Some conservatives are trying to rationalize their thumpin’ by saying it was a victory for conservative Democrats. Perhaps they also want to claim these are conservative Democrats so that they aren’t exposed as liars when a Democratic-run government isn’t as far left as they have been warning. Paul Waldman, writing in The Boston Globe, looks at the victors and finds that “the Democratic freshman class of the 110th Congress includes a few conservatives, but overall it is made up of candidates who held traditional Democratic positions.” While some moderates did win, Harold Ford, who was the “cover boy” for those claiming a Democratic move to the right wound up losing.
Waldman found many similarities between the Democratic winners:
All of them support increasing the minimum wage, and all oppose privatizing Social Security.
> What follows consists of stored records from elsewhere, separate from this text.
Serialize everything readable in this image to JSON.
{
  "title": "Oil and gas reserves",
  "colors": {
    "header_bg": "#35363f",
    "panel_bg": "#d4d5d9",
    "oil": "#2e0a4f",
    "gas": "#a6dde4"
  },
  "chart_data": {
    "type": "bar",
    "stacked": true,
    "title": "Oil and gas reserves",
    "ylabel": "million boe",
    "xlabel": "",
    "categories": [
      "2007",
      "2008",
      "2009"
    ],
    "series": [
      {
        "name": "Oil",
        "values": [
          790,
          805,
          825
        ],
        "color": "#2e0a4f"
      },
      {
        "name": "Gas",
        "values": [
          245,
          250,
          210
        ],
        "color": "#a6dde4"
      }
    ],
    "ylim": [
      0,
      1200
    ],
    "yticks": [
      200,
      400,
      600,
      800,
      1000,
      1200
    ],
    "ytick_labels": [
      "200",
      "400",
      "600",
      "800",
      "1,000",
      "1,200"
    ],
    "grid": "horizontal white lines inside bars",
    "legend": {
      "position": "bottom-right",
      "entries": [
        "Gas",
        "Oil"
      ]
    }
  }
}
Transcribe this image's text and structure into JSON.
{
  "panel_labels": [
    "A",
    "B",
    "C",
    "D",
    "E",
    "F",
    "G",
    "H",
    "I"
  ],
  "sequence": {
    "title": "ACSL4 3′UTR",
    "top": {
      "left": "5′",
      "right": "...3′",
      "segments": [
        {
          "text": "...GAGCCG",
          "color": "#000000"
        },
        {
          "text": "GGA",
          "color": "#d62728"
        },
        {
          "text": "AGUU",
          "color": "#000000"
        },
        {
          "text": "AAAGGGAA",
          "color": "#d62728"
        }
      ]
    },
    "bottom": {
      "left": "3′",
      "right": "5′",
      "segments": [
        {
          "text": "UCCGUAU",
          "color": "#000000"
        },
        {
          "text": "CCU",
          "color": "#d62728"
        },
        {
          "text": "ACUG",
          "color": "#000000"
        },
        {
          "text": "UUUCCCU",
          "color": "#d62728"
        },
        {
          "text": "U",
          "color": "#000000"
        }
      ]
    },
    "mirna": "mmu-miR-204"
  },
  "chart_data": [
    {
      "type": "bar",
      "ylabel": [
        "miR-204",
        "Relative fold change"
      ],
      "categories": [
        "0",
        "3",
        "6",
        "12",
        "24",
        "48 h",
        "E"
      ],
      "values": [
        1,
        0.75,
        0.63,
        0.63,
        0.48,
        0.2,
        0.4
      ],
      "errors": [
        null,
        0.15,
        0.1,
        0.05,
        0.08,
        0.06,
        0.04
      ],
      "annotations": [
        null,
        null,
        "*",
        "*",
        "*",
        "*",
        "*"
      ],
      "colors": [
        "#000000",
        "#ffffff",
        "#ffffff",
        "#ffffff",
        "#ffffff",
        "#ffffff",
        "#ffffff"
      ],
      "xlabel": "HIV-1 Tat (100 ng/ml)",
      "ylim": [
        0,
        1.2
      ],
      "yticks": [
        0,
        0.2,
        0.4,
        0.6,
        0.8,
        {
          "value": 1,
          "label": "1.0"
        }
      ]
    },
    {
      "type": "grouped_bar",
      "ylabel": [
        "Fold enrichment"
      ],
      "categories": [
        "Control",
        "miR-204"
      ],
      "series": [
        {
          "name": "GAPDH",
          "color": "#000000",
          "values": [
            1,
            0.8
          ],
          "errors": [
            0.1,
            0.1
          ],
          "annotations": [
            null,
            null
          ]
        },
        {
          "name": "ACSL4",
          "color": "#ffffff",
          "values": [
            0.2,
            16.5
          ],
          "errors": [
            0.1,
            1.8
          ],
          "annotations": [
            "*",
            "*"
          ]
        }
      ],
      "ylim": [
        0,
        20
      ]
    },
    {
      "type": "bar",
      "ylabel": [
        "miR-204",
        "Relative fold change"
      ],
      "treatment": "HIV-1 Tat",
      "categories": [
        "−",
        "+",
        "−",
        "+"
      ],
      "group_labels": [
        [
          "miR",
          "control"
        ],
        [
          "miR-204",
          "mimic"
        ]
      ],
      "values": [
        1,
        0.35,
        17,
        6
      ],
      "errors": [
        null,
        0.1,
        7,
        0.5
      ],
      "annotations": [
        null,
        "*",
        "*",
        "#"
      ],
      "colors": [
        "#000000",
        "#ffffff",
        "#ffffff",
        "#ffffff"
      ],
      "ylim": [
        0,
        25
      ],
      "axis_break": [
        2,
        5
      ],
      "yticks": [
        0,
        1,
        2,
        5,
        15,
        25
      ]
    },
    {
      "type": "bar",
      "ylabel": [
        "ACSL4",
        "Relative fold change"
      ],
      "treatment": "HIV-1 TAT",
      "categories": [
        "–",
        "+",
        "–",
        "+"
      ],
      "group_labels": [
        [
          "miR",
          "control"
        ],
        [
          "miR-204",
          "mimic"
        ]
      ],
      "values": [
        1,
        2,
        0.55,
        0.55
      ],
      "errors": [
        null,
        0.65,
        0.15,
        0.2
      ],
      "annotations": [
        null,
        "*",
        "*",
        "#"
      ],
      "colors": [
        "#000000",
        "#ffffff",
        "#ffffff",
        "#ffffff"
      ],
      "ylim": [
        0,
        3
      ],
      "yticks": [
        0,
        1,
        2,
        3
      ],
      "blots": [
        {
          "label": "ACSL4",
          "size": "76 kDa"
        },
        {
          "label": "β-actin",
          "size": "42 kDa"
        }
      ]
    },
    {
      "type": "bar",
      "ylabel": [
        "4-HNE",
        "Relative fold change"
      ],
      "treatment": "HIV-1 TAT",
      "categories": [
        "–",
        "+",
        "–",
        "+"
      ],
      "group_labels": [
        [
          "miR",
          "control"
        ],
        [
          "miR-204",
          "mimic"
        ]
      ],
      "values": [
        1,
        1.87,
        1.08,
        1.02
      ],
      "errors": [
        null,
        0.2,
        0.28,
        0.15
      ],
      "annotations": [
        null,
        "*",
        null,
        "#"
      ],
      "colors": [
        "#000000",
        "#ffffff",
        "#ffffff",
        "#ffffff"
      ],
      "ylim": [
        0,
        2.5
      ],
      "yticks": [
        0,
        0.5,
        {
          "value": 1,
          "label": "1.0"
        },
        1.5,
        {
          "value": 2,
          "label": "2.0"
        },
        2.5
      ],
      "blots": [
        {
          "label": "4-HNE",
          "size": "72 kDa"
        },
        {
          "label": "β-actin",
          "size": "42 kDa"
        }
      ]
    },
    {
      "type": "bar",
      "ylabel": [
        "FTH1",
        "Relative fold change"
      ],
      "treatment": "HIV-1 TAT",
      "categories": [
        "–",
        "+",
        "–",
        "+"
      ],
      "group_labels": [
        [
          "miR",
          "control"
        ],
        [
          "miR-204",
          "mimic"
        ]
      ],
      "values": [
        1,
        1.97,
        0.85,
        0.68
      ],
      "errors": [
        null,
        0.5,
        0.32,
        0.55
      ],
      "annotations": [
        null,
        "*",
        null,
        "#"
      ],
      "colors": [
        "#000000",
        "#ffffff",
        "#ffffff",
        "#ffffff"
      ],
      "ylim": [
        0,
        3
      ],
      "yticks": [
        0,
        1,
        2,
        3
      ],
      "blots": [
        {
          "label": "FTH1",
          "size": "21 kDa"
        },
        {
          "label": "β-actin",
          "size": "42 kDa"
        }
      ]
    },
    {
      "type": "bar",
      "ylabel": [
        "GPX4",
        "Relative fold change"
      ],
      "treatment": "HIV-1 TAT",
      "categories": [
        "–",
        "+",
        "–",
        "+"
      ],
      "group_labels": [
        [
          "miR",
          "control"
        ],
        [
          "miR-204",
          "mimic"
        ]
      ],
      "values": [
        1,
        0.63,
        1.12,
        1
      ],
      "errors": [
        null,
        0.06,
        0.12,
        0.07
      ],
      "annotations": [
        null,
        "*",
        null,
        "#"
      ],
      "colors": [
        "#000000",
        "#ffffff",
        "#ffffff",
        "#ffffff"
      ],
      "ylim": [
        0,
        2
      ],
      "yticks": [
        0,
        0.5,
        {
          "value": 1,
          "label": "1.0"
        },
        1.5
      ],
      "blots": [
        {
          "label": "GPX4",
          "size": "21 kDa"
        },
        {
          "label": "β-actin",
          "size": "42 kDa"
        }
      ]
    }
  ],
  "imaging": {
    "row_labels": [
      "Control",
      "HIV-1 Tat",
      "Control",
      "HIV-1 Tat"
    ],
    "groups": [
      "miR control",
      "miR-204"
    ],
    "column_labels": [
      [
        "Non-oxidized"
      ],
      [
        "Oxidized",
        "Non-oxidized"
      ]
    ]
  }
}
Nearly all support embryonic stem cell research. All except a few are pro choice. And all of these positions enjoy majority support.
So Democrats didn’t win because they moved to the right or ran conservative candidates. Many of the more conservative Democrats who ran in red states actually ended up losing. Those who won did so by opposing President Bush, questioning the war in Iraq, and carrying the Democratic banner. It was Republicans who were afraid to put their party identification on their lawn signs and in their ads.
In one sense, although not the one they intended, those who call this a victory for moderate Democrats are right. While Republicans have been reduced to the far right, Democrats now make up the center. Waldman notes, “Democrats did not win by moving to the center; they won because at the moment, they are the center. According to exit polls, independents voted Democratic by 57 to 39 percent.”